– Окей, – сказала Анна. – Я слушаю.
– Я почти десять лет освещаю для «Таймс» работу издательств и знаю, что со стороны все может выглядеть эдаким клубом джентльменов из романа Эдит Уортон. Но это все же бизнес, основанный на деловых расчетах. Если ваш агент взяла этот роман на продажу, значит, она посчитала, что он достаточно хорош, чтобы им заниматься. И если ваш издатель купила его, она тоже так считает. Вот и все. Возможно, они окажутся правы, возможно – нет, хотя в вашем случае я почти уверена, что они не ошиблись. Но как бы там ни было, вы можете не сомневаться, что к вам не проявляют, я не знаю… какой-то вдовьей снисходительности. Бизнес не делают, совершая красивые поступки. Бизнес делают, издавая книги, в которых читатели найдут что-то для себя.

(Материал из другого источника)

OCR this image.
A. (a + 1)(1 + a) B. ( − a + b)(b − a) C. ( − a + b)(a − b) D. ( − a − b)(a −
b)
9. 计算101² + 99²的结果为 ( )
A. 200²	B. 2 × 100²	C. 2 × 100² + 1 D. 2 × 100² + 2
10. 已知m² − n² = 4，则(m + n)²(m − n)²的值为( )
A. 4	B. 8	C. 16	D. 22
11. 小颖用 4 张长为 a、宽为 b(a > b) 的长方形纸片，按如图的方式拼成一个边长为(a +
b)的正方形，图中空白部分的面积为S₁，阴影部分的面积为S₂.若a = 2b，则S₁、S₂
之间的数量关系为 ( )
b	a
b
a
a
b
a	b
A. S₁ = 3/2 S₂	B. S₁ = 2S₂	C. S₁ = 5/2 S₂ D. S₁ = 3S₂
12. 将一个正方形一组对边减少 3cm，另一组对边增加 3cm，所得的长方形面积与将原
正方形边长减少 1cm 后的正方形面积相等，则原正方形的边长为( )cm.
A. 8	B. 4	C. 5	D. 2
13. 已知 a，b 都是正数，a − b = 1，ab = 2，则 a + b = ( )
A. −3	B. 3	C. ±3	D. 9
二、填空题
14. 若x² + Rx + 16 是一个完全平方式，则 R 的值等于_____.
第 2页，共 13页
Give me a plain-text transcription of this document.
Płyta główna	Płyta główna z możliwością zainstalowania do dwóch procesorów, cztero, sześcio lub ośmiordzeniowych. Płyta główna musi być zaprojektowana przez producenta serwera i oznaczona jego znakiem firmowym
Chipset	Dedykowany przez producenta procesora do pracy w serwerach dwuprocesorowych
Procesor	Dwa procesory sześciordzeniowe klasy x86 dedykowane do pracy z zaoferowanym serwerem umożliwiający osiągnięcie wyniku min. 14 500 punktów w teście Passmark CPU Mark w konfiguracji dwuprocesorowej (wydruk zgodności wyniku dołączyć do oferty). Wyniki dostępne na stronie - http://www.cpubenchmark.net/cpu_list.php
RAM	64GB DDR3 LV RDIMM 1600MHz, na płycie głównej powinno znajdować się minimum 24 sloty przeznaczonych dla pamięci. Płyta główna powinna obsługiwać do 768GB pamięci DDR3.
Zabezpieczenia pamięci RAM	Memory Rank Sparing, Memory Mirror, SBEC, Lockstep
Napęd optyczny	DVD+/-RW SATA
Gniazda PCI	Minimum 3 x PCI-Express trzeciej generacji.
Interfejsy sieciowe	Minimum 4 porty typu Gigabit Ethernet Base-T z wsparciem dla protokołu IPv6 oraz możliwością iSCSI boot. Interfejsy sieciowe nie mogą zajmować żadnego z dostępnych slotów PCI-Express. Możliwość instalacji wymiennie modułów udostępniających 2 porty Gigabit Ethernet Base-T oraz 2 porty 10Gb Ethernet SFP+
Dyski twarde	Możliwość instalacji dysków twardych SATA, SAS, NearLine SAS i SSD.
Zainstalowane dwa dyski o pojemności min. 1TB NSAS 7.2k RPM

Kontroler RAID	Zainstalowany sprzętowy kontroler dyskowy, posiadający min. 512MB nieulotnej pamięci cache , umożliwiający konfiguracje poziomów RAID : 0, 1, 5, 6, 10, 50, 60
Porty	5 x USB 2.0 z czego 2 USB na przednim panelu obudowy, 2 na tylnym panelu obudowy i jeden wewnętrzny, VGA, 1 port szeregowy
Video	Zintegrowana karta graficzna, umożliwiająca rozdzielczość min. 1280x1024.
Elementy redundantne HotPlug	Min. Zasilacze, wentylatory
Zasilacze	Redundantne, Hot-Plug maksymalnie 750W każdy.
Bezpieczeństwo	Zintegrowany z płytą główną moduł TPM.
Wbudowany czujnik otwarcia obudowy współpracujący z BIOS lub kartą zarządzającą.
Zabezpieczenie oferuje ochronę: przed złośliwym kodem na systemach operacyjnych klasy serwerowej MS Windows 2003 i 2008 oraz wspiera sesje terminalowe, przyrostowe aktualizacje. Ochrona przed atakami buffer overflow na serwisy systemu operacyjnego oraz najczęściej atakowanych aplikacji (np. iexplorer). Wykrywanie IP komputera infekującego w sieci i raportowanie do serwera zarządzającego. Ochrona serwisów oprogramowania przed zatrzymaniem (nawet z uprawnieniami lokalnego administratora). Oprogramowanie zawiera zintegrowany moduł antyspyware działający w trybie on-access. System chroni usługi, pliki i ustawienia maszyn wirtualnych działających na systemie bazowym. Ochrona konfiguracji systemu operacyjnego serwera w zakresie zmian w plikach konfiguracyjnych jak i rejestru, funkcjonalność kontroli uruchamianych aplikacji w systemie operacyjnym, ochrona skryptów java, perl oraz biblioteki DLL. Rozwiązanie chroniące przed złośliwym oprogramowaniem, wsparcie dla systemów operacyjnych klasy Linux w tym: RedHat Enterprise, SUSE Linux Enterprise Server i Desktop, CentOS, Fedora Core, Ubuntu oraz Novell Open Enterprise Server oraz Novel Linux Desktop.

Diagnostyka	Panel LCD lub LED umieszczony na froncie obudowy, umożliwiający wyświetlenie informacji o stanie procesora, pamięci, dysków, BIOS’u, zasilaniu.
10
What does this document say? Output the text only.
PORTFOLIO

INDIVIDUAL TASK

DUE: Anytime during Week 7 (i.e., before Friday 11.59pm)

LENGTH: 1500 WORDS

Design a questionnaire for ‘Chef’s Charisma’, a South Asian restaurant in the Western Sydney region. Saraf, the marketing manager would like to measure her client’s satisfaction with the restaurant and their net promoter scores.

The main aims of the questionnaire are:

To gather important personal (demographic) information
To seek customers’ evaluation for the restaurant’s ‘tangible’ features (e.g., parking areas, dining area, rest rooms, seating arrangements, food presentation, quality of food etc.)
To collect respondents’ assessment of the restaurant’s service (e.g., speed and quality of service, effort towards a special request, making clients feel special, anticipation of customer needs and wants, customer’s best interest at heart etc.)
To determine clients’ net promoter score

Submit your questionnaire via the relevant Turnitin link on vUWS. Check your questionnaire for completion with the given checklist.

Анна опустила взгляд в свою чашку. И подумала о бутылочке «Кло Пегас», которая стояла у нее дома в холодильнике, и о том, насколько вкуснее оно теперь покажется.
– Поэтому, какие бы опасения ни входили в вашу первую десятку, этот пункт можете вычеркнуть. Это вовсе не какой-то добрый жест в память о Джейке.
Услышав имя мужа из уст постороннего человека, к чему ей надо было бы давно привыкнуть, она испытала неизменное раздражение.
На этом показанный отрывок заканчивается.